Where was quicksand when you needed it? She stuck out her chin. “It’s part of my evil plan to make the world a sillier place.”

“A noble goal. And who better to achieve it than you? I’ll be your partner in crime if you agree to dance with me later on.” There was a mischievous twinkle in his eyes as he took her hand and laid it in the crook of his umbrella-arm.

“How will dancing with you further my evil intentions?” she asked, twinkling right back.

“I’m the biggest spaz you’ll ever see on the dance floor. The world will be saved.”

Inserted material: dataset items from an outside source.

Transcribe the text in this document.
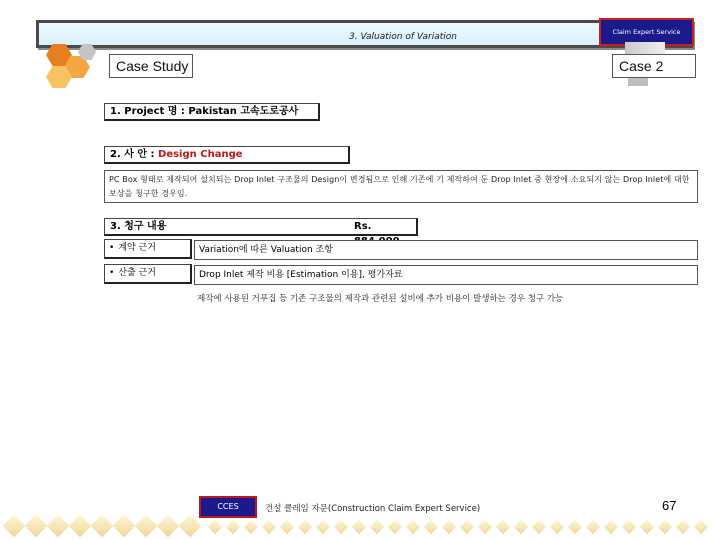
3. Valuation of Variation	Claim Expert Service
Case Study	Case 2
1. Project 명 : Pakistan 고속도로공사
2. 사 안 : Design Change
PC Box 형태로 제작되어 설치되는 Drop Inlet 구조물의 Design이 변경됨으로 인해 기존에 기 제작하여 둔 Drop Inlet 중 현장에 소요되지 않는 Drop Inlet에 대한 보상을 청구한 경우임.
3. 청구 내용	Rs.
• 계약 근거	Variation에 따른 Valuation 조항
• 산출 근거	Drop Inlet 제작 비용 [Estimation 이용], 평가자료
제작에 사용된 거푸집 등 기존 구조물의 제작과 관련된 설비에 추가 비용이 발생하는 경우 청구 가능
CCES	건설 클레임 자문(Construction Claim Expert Service)	67
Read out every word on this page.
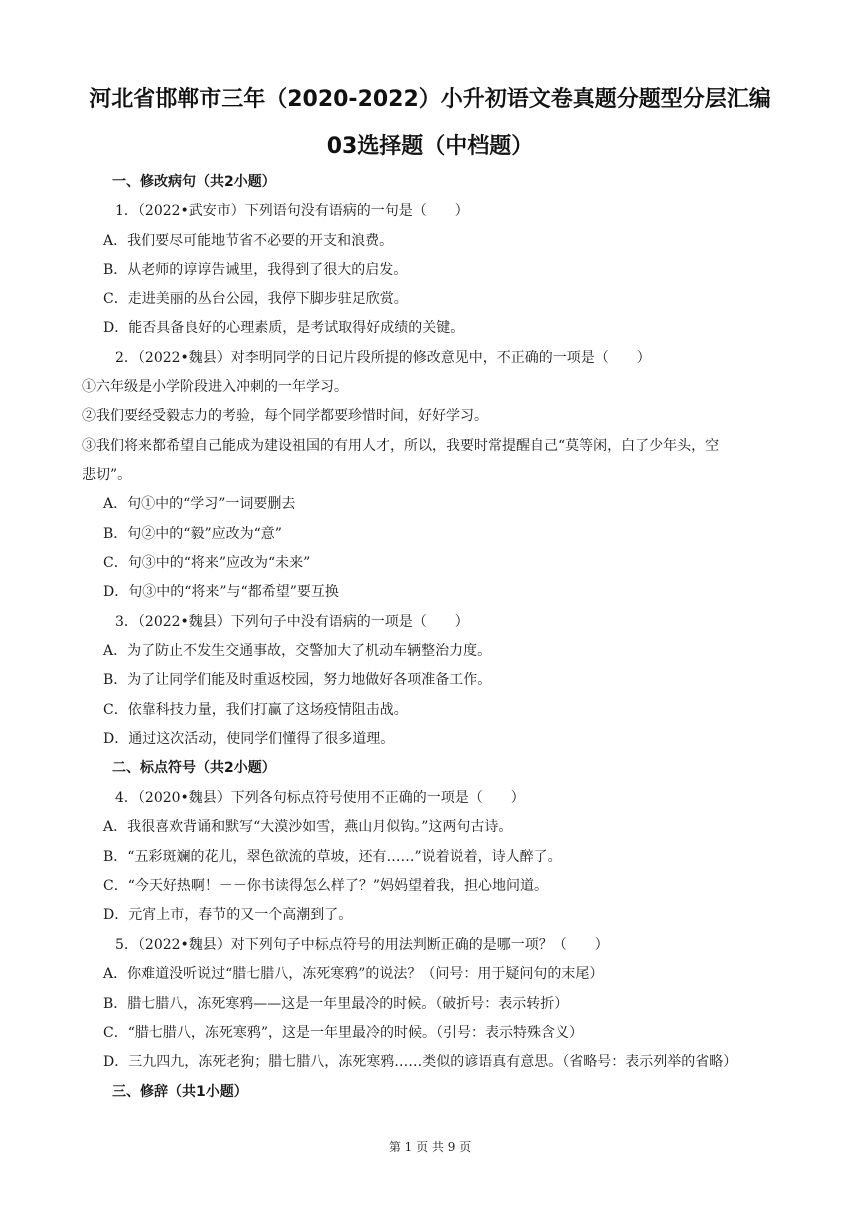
河北省邯郸市三年（2020-2022）小升初语文卷真题分题型分层汇编
03选择题（中档题）
一、修改病句（共2小题）
1．（2022•武安市）下列语句没有语病的一句是（　　）
A．我们要尽可能地节省不必要的开支和浪费。
B．从老师的谆谆告诫里，我得到了很大的启发。
C．走进美丽的丛台公园，我停下脚步驻足欣赏。
D．能否具备良好的心理素质，是考试取得好成绩的关键。
2．（2022•魏县）对李明同学的日记片段所提的修改意见中，不正确的一项是（　　）
①六年级是小学阶段进入冲刺的一年学习。
②我们要经受毅志力的考验，每个同学都要珍惜时间，好好学习。
③我们将来都希望自己能成为建设祖国的有用人才，所以，我要时常提醒自己“莫等闲，白了少年头，空
悲切”。
A．句①中的“学习”一词要删去
B．句②中的“毅”应改为“意”
C．句③中的“将来”应改为“未来”
D．句③中的“将来”与“都希望”要互换
3．（2022•魏县）下列句子中没有语病的一项是（　　）
A．为了防止不发生交通事故，交警加大了机动车辆整治力度。
B．为了让同学们能及时重返校园，努力地做好各项准备工作。
C．依靠科技力量，我们打赢了这场疫情阻击战。
D．通过这次活动，使同学们懂得了很多道理。
二、标点符号（共2小题）
4．（2020•魏县）下列各句标点符号使用不正确的一项是（　　）
A．我很喜欢背诵和默写“大漠沙如雪，燕山月似钩。”这两句古诗。
B．“五彩斑斓的花儿，翠色欲流的草坡，还有……”说着说着，诗人醉了。
C．“今天好热啊！－－你书读得怎么样了？”妈妈望着我，担心地问道。
D．元宵上市，春节的又一个高潮到了。
5．（2022•魏县）对下列句子中标点符号的用法判断正确的是哪一项？（　　）
A．你难道没听说过“腊七腊八，冻死寒鸦”的说法？（问号：用于疑问句的末尾）
B．腊七腊八，冻死寒鸦——这是一年里最冷的时候。（破折号：表示转折）
C．“腊七腊八，冻死寒鸦”，这是一年里最冷的时候。（引号：表示特殊含义）
D．三九四九，冻死老狗；腊七腊八，冻死寒鸦……类似的谚语真有意思。（省略号：表示列举的省略）
三、修辞（共1小题）
第 1 页 共 9 页
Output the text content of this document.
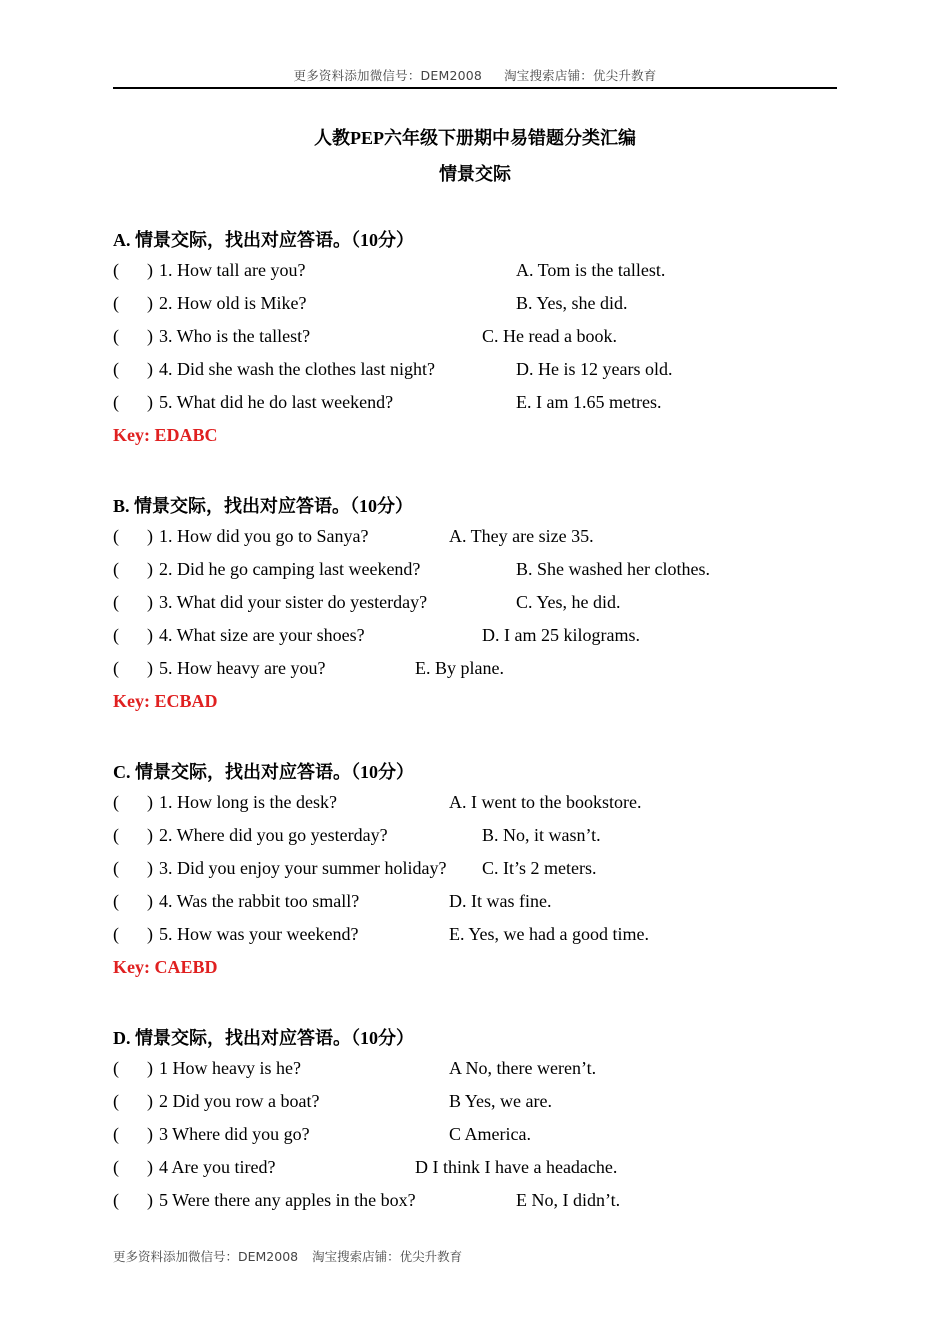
更多资料添加微信号：DEM2008 淘宝搜索店铺：优尖升教育
人教PEP六年级下册期中易错题分类汇编
情景交际
A. 情景交际，找出对应答语。（10分）
( ) 1. How tall are you?	A. Tom is the tallest.
( ) 2. How old is Mike?	B. Yes, she did.
( ) 3. Who is the tallest?	C. He read a book.
( ) 4. Did she wash the clothes last night?	D. He is 12 years old.
( ) 5. What did he do last weekend?	E. I am 1.65 metres.
Key: EDABC
B. 情景交际，找出对应答语。（10分）
( ) 1. How did you go to Sanya?	A. They are size 35.
( ) 2. Did he go camping last weekend?	B. She washed her clothes.
( ) 3. What did your sister do yesterday?	C. Yes, he did.
( ) 4. What size are your shoes?	D. I am 25 kilograms.
( ) 5. How heavy are you?	E. By plane.
Key: ECBAD
C. 情景交际，找出对应答语。（10分）
( ) 1. How long is the desk?	A. I went to the bookstore.
( ) 2. Where did you go yesterday?	B. No, it wasn’t.
( ) 3. Did you enjoy your summer holiday? C. It’s 2 meters.
( ) 4. Was the rabbit too small?	D. It was fine.
( ) 5. How was your weekend?	E. Yes, we had a good time.
Key: CAEBD
D. 情景交际，找出对应答语。（10分）
( ) 1 How heavy is he?	A No, there weren’t.
( ) 2 Did you row a boat?	B Yes, we are.
( ) 3 Where did you go?	C America.
( ) 4 Are you tired?	D I think I have a headache.
( ) 5 Were there any apples in the box?	E No, I didn’t.
更多资料添加微信号：DEM2008 淘宝搜索店铺：优尖升教育
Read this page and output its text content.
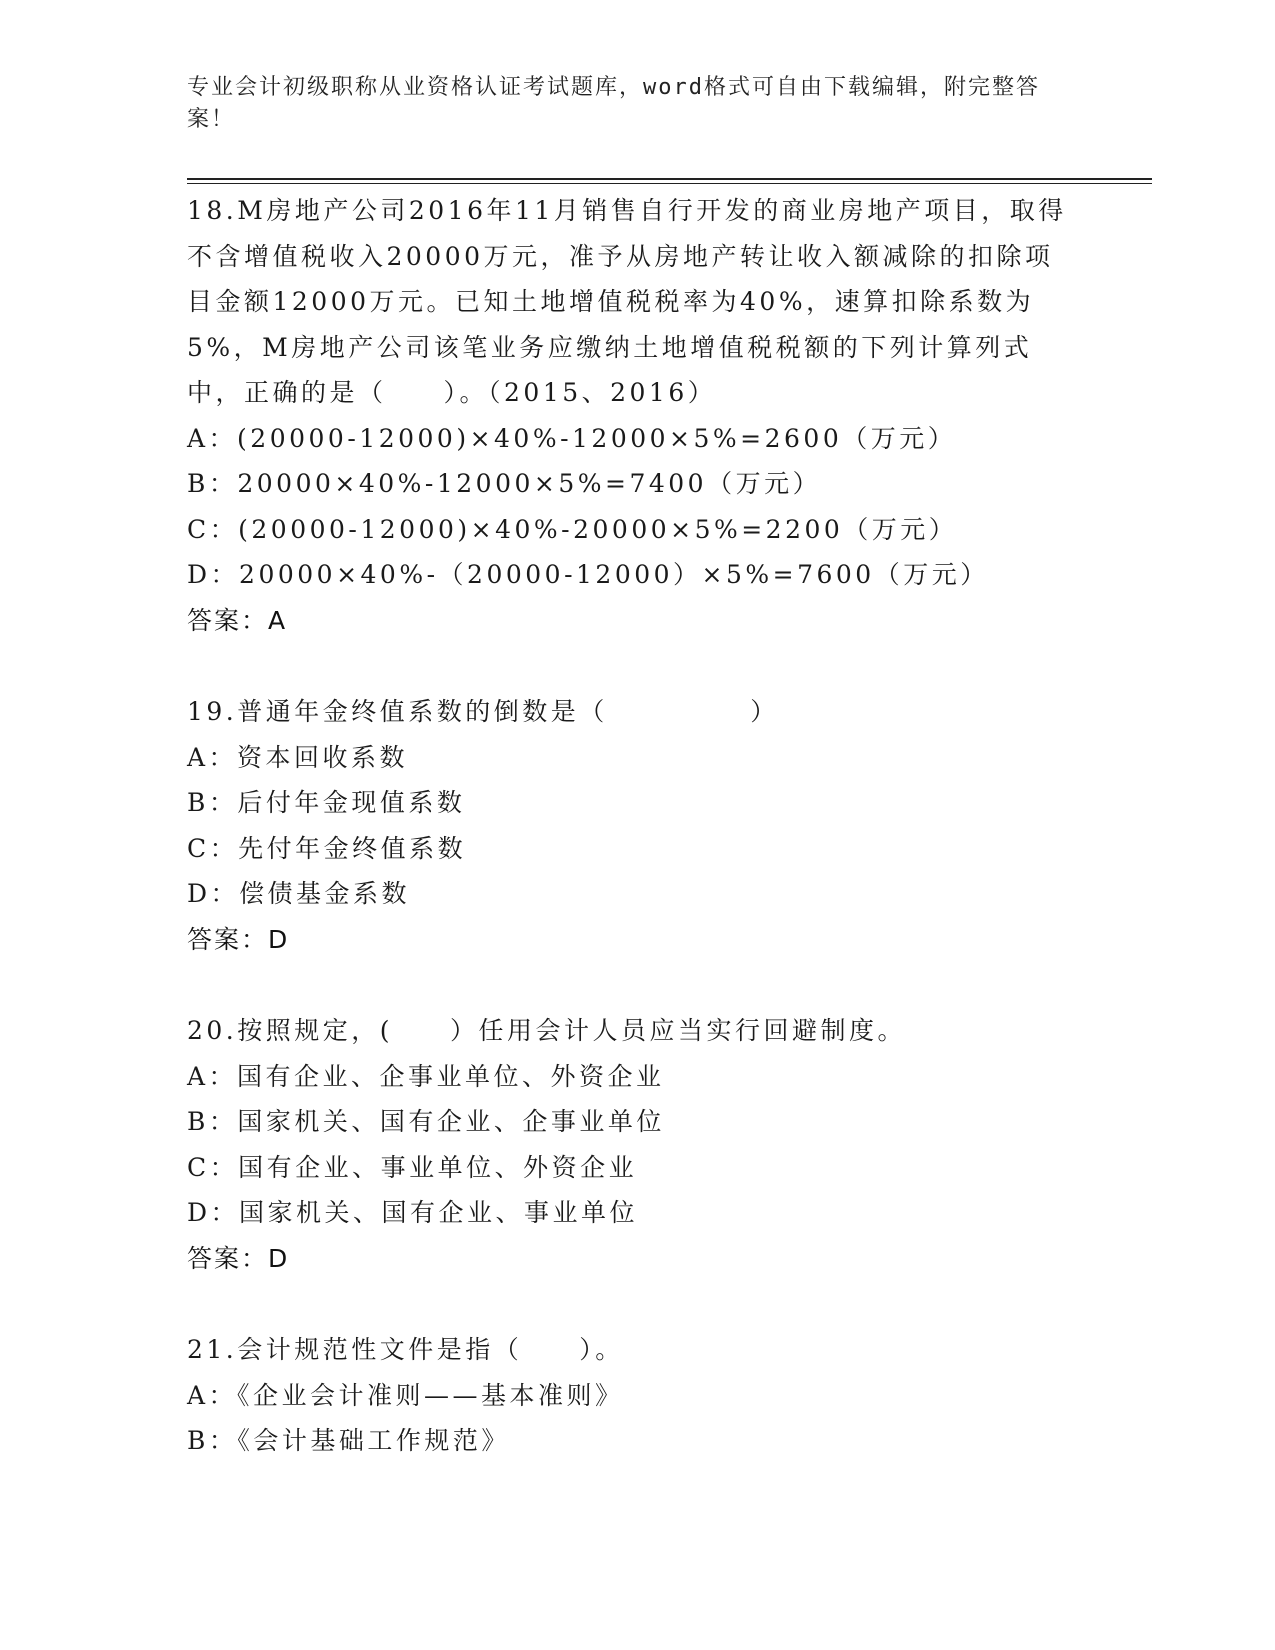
专业会计初级职称从业资格认证考试题库，word格式可自由下载编辑，附完整答案！
18.M房地产公司2016年11月销售自行开发的商业房地产项目，取得不含增值税收入20000万元，准予从房地产转让收入额减除的扣除项目金额12000万元。已知土地增值税税率为40%，速算扣除系数为5%，M房地产公司该笔业务应缴纳土地增值税税额的下列计算列式中，正确的是（　　）。（2015、2016）
A：(20000-12000)×40%-12000×5%=2600（万元）
B：20000×40%-12000×5%=7400（万元）
C：(20000-12000)×40%-20000×5%=2200（万元）
D：20000×40%-（20000-12000）×5%=7600（万元）
答案：A
19.普通年金终值系数的倒数是（　　　　　）
A：资本回收系数
B：后付年金现值系数
C：先付年金终值系数
D：偿债基金系数
答案：D
20.按照规定，(　　）任用会计人员应当实行回避制度。
A：国有企业、企事业单位、外资企业
B：国家机关、国有企业、企事业单位
C：国有企业、事业单位、外资企业
D：国家机关、国有企业、事业单位
答案：D
21.会计规范性文件是指（　　）。
A：《企业会计准则——基本准则》
B：《会计基础工作规范》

His smile warmed her to the toes. Her world was definitely saved.  


7 comments:

  1. You have a playful writing voice and great descriptions. What a cute story.

    ReplyDelete
  2. I like it! I love these writing challenges. It's fantastic to see what other writers think up. Especially in genres different from mine. My short stories often end up leaning strongly towards the horror. LOL.

    ReplyDelete
  3. Thanks, you two! The first sentence was a fun prompt, Haley.

    Yes, it's amazing how stories seem to have a life of their own sometimes, pulling and leading you in a completely different direction from what you originally planned. But working against them is hard and unsatisfying - they ain't gonna be denied! :-)

    ReplyDelete
  4. I liked this story; fun and up beat! No nasty meetings with things that go bump in the night (though they are fun too). Glad you share this with us!

    ReplyDelete
  5. Thank you, Ken!

    It's amazing, really, because lately (as in the-past-three-years lately) I've been a bump-in-the-night girl all the way. But a little romance now and then is good for the soul. :-)

    ReplyDelete
  6. Ooh, I really like this character! You did a great job of developing her in such a brief story. I'm relating to Bree and rooting for her already!

    Fun story. Thanks for writing it!